Perumpamaan seorang pelajar SMU yang mengikuti ujian kelulusan atau ujian masuk perguruan tinggi, mungkin hanya beberapa saja yang bisa menghasilkan nilai sempurna atau tidak ada sama sekali. Bagaimana dengan kehidupan seorang manusia yang memiliki berbagai macam bentuk ujian, semakin kita belajar memahaminya semakin banyak bentuk ujian yang harus kita hadapi, semakin tinggi nilai seorang manusia maka akan semakin tinggi pula kualitas ujian yang akan dihadapinya.
Kita mencoba untuk mengingat kembali berbagai keburukan yang telah dilakukan, selanjutnya kita berharap bisa terhindar dari kesalahan yang berikutnya terutama kesalahan yang terjadi tanpa kita sadari. Tentu saja hal ini tidaklah mudah, namun sebagai langkah awal mungkin ada baiknya kita mencoba melihat ke tempat asal (sumber) keburukan, yaitu hati. Setiap saat dan terus berlanjut sepanjang kehidupan manusia di dunia ini, telah dan sedang terjadi peperangan di dalam diri manusia antara iman dan ilmu melawan tipu daya syaithon dan hawa nafsu syahwat. Secara sederhana, kita bisa mengambil kesimpulan bahwa keburukan terjadi jika tipu daya syaithon dan jebakan syahwat berada di atas iman dan ilmu, begitupun sebaliknya.
Terasa cukup berat, membayangkan perjuangan yang akan kita hadapi karena setiap saat kita harus berusaha mengontrol hati dengan iman dan ilmu agar terhindar dari keburukan, sementara syaithon baik berupa manusia atau jin terus berupaya mencari celah dimana cahaya ilmu dan iman tidak dapat menghalangi mereka masuk untuk membisikkan ajakan dan rayuannya. Bersamaan dengan itu, hawa nafsu syahwat bergejolak untuk segera diwujudkan. Oleh sebab itu, manusia tidak akan sanggup menghadapi semua ajakan, rayuan, bisikan dan jebakan yang menerpa dirinya tanpa bimbingan dan bantuan dari Sang Maha Penguasa.

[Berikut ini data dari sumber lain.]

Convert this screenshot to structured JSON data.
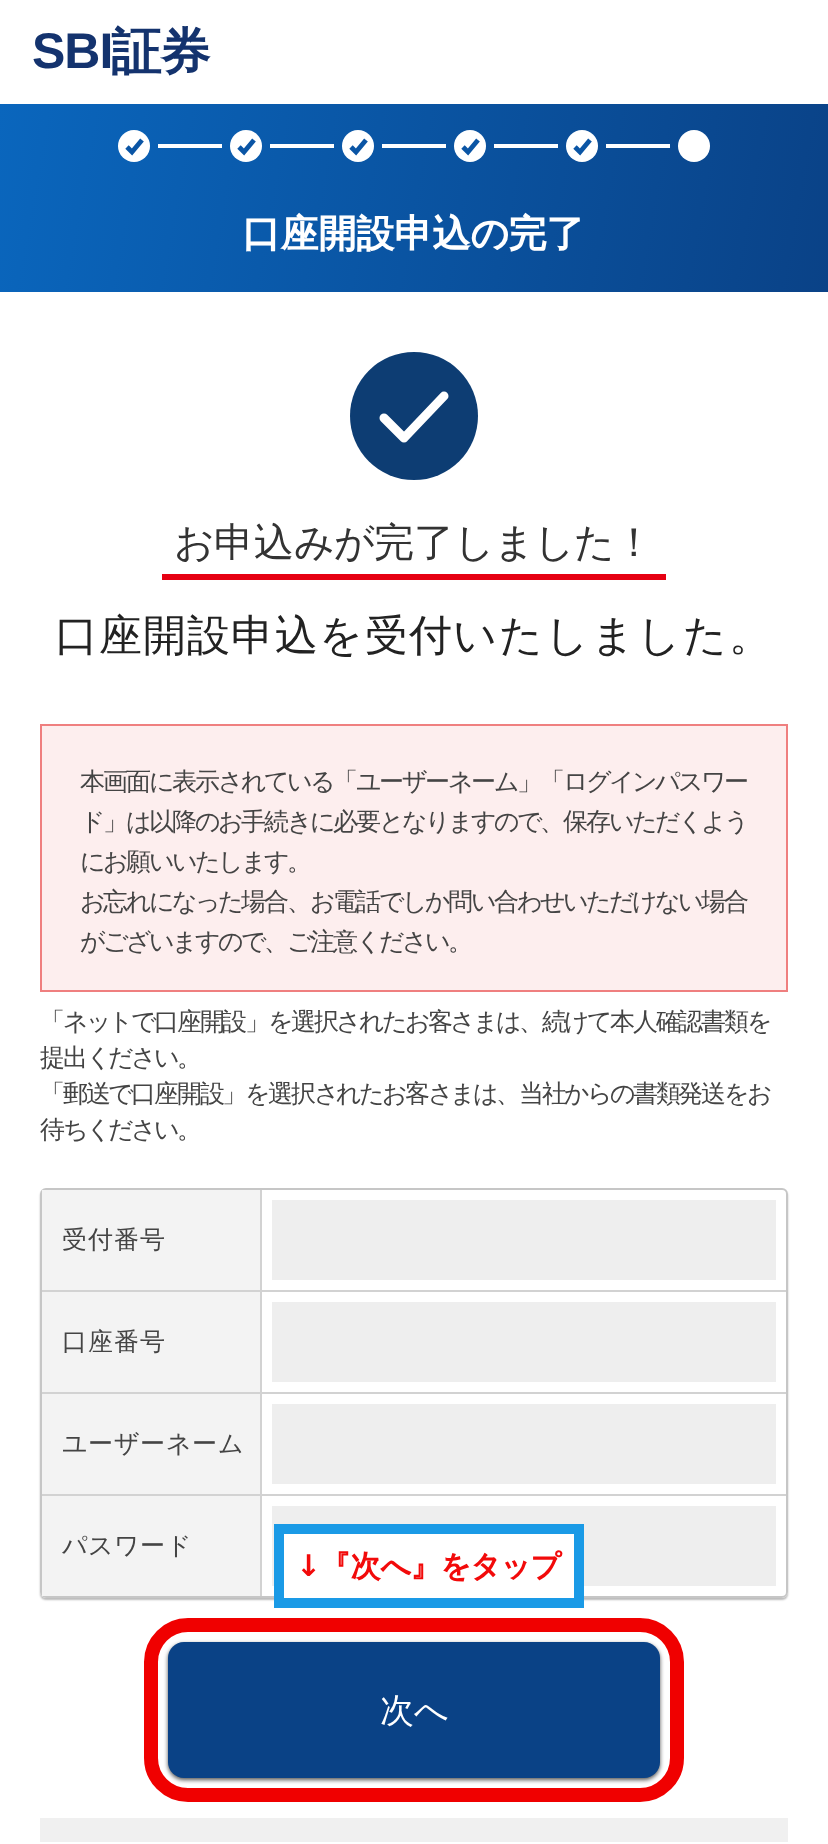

Setelah menyadari keburukan yang telah kita lakukan, kemudian kita berusaha mengevaluasi diri dengan mencari tahu sumber kesalahan dalam upaya mengenali celah lemah dalam diri kita sehingga kita bisa segera memperbaiki dan mencegahnya terulang kembali. Sumber kesalahan yang berpusat di hati merupakan salah satu bentuk penyakit yang bersifat kompleks dan berantai sehingga tidaklah mudah mendiagnosanya tanpa ilmu dan pengalaman yang memadai serta petunjuk dari Yang Maha Kuasa. Sehingga, salah satu hikmah dari suatu usaha menuju kebaikan yaitu kerakusan akan ilmu pengetahuan.
Beberapa contoh nyata yang ada disekeliling kita, misalkan saja keburukan itu berupa mencuri, maka sumber keburukan itu bisa berupa keputus asaan, kecintaan terhadap dunia, kedengkian atau yang lainnya. Misalkan lagi, keburukan itu berupa perbuatan zina, maka sumber keburukan itu bisa datang dari mata dengan melihat, telinga dengan mendengar, hidung dengan mencium serta banyak lagi celah yang terkadang terlihat seakan akan hal itu merupakan perkara yang baik. Namun, ternyata berdampak  atau mengarah ke perkara yang buruk. Ada juga, celah yang nampaknya tidak berhubungan sama sekali dengan keburukan yang terjadi namun sebenarnya celah itulah yang membawa kita menuju keburukan. Tanpa kita sadari dengan mencari tahu sumber keburukan, maka secara tidak langsung kita sudah menambah sedikit demi sedikit ilmu pengetahuan tentang bentuk-bentuk tipu daya syaithon.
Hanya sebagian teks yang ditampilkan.